Le marketing d’influence au Luxembourg : entre passion, frustration et espoir de changement

Alors que le marketing d’influence explose à l’échelle mondiale — une industrie estimée à plus de 220 milliards d’euros par Goldman Sachs —, la réalité est bien différente pour les influenceurs au Luxembourg. Malgré une audience engagée sur les réseaux sociaux, de nombreux créateurs de contenu luxembourgeois affirment qu’il est presque impossible d’en vivre. En cause : les entreprises locales restent peu enclines à rémunérer les collaborations.

Des efforts considérables pour peu de reconnaissance

Olia, fondatrice de la page Instagram Women of Luxembourg, explique : « Nous investissons énormément de temps, mais les entreprises ne considèrent pas cela comme du travail. » Selon elle, la promotion de marques ou de services est un moyen évident de retour sur investissement. Pourtant, de nombreuses propositions restent non rémunérées, malgré les bénéfices générés pour les marques.

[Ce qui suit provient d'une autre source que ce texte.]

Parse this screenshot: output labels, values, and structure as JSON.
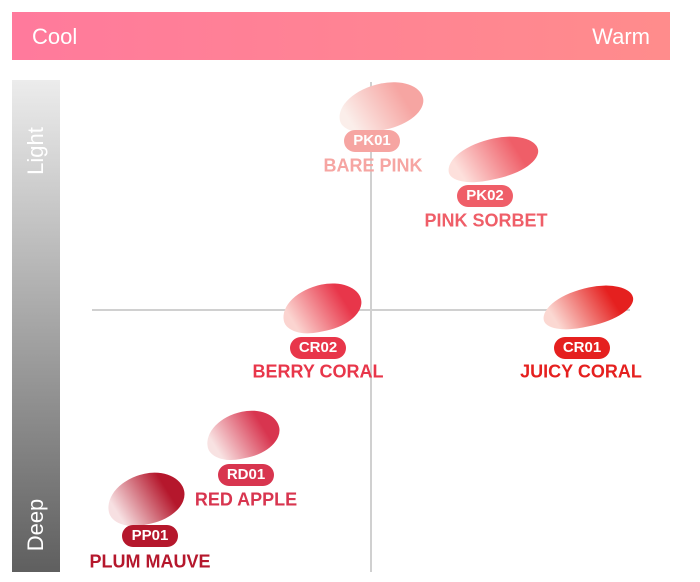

Julie Costa, créatrice du compte Luxembourg does it best, suit le même constat. Avec plus de 38 000 abonnés, elle met en lumière les traditions et événements locaux. Pourtant, les propositions qu’elle reçoit sont souvent limitées à des repas ou boissons offerts, sans compensation financière. « Créer une vidéo peut me prendre entre 4 et 7 heures. J’aime soutenir les entreprises que j’apprécie, mais je ne vois pas pourquoi je devrais travailler gratuitement pour celles qui ne respectent pas mon travail. »

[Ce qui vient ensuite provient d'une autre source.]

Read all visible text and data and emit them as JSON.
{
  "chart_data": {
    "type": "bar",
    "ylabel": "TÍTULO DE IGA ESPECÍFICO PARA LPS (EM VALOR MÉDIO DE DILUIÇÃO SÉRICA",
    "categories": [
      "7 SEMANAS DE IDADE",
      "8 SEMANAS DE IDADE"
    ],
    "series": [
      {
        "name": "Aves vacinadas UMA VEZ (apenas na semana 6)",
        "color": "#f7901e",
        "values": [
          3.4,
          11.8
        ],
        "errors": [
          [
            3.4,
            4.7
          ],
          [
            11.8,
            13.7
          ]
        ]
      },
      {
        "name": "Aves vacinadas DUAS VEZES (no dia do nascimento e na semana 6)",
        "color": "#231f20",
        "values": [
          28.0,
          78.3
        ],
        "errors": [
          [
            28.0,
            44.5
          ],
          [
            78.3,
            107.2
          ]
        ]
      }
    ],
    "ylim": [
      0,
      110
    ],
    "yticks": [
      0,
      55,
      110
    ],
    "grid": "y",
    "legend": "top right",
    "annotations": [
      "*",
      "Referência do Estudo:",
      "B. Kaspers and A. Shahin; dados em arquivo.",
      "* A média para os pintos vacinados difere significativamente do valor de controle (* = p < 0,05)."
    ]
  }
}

Un écosystème encore frileux

Pour Olia, le problème vient surtout de la mentalité des entreprises luxembourgeoises. « Elles préfèrent investir dans des panneaux publicitaires à 20 000 € plutôt que de payer quelques centaines d’euros pour un post qui pourrait avoir bien plus d’impact. » D’après Stephanie Jabardo, créatrice de contenu lifestyle, les rémunérations varient de « zéro à mille euros » par campagne, un chiffre dérisoire face au temps et à l’expertise exigés.

Le métier d’influenceur exige en effet de nombreuses compétences : photo, vidéo, gestion de communauté, stratégie. « Je consacre entre 15 et 20 heures par semaine à la création de contenu. C’est un emploi à temps partiel, mais je suis loin d’être payée à la hauteur », confie Olia.

Une industrie en retard sur les tendances mondiales

Selon Louis Loschetter, co-fondateur de l’agence de marketing Skandal, le Luxembourg accuse un retard certain : « Le pays est souvent à la traîne en matière de tendances digitales et de stratégies sur les réseaux sociaux. »

Même constat pour Jabardo : « Ici, les grandes campagnes sont souvent gérées depuis l’étranger, notamment les pays du Benelux. Il n’y a pas vraiment d’agences locales représentant de grandes marques. » Pour elle, les entreprises privilégient encore des méthodes traditionnelles, et n’exploitent pas le plein potentiel du marketing d’influence.

Collaborations gratuites : encore une étape obligée

Malgré les difficultés, de nombreux jeunes créateurs de contenu au Luxembourg continuent d’accepter des collaborations non rémunérées pour se faire connaître ou construire un portfolio. « J’ai accepté certaines collaborations gratuites pour créer des relations, ou parce que j’aimais simplement la marque », explique Olia. Cela lui a permis d’élargir son réseau, précieux alors qu’elle est en recherche d’emploi.

Des signes de changement

Tout n’est pas perdu. Selon Loschetter, certains petits commerces et restaurants commencent à percevoir la valeur des partenariats digitaux. « Aujourd’hui, quand les gens veulent découvrir un restaurant, ils consultent TikTok ou Instagram, pas Google. »

Le marketing d’influence au Luxembourg entre peu à peu dans une phase de croissance, similaire à ce qu’ont connu d’autres pays il y a quelques années. « Pour les PME, travailler avec des créateurs de contenu peut générer une grande visibilité avec un budget réduit », affirme-t-il.

Les nouvelles générations jouent aussi un rôle essentiel. « Les jeunes de 16 ou 17 ans sont déjà très actifs dans la création de vidéos. Ils sont nés avec ces outils », observe-t-il. L’époque où créer du contenu était mal vu semble révolue.

l’influence au Luxembourg, une passion avant tout

Malgré les freins, les créateurs de contenu luxembourgeois ne baissent pas les bras. Leur passion pour la création et la communication les pousse à continuer, même en l’absence de rémunération juste. Mais si le marché local ne s’adapte pas, le risque est de voir ces talents se tourner vers d’autres pays ou plateformes plus valorisantes.